Quanto Dante si divertiva, con le parole
Una
compilazione spassosa ma anche sapiente. Lotti, lessicologo per diletto, sa creare
collegamenti, individuare richiami, riprese, prestiti e quant’altro, per una
lettura godibile.
Dante
è l’inventore dell’italiano anche nei suoi termini, a detta dello stesso poeta,
“puerili”, “silvestri”, “lubrichi”, “aspri”. Il poema chiamava del resto Comoedia,
con rimando alla radice di comico, per dire di un poema “volgare”, cioè
semplice. Comprensibile ai più. A mo’ di introduzione, Lotti può elencare un
centinaio di espressioni non tanto ovvie che però sono parte integrante, usata
correntemente, dell’italiano. Inventivo molto: il “fantino”, da “fante”,
bambino, ragazzo, e il “fantolino”. Il conio. La cloaca. La chiappa. Il cesso. L’epa.
I dindi. Fesso. Gabbo. Ghiottone. Gozzo. Grattare. Groppone. Ingozzare.
Ingrassare. Intronare. Ladro, ladrone e ladroneccio. Lercio, lordo, lordura.
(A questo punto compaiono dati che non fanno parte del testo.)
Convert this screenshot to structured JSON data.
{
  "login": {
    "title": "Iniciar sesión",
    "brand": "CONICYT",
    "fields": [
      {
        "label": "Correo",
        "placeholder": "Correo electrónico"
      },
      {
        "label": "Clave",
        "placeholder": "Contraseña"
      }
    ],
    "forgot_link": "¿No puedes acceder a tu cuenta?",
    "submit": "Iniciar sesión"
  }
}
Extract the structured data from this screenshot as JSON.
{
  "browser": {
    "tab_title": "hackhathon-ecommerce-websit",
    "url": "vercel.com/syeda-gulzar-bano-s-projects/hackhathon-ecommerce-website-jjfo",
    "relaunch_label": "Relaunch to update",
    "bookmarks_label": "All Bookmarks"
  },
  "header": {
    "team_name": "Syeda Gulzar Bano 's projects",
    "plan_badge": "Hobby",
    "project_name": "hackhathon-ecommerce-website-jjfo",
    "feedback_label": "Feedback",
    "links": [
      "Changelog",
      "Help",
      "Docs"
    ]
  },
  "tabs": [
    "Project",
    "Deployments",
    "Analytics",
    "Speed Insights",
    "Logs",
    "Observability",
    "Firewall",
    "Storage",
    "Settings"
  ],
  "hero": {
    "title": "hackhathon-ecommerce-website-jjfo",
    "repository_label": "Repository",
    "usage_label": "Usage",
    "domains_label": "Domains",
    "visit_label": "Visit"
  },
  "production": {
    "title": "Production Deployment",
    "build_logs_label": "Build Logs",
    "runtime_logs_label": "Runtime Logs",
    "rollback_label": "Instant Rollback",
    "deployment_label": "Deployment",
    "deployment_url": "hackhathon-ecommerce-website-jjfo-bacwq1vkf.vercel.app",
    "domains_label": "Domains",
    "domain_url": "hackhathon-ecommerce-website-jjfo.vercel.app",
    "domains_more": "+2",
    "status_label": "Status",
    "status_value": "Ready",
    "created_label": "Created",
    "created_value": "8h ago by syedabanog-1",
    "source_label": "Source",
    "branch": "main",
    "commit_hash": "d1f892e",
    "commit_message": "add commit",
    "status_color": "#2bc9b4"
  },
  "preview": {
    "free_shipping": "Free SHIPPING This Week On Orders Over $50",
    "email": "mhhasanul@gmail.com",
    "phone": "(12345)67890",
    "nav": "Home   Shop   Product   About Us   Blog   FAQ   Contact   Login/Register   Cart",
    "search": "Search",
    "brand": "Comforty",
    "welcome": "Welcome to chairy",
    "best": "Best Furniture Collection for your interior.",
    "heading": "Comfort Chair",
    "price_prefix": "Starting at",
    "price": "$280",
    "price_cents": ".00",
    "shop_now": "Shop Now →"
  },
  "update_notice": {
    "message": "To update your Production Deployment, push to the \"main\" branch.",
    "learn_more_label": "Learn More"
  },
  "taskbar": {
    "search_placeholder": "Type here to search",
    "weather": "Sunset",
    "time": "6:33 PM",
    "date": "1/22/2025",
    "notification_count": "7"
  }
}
Merda (giù usato da Iacopone da Todi), merdoso. Muso. Natiche, nervo, pancia,
poppe. Porco e porcile…
Molte
invenzioni di Dante non sono entrate nell’uso. “Accaffare”. “Acceffare”,
“Accoccare”. “Mazzerare”, dall’arabo. Specie le derivate dal provenzale:
“Acismare”, dal provenzale “acesmar”…. – ma “bordello, da bordel,
“sozzo” da sotz.
Un
prontuario divertente, anche per chi di Dante non ne può più: ne viene fuori un
poeta lieve, che si diverte con le parole.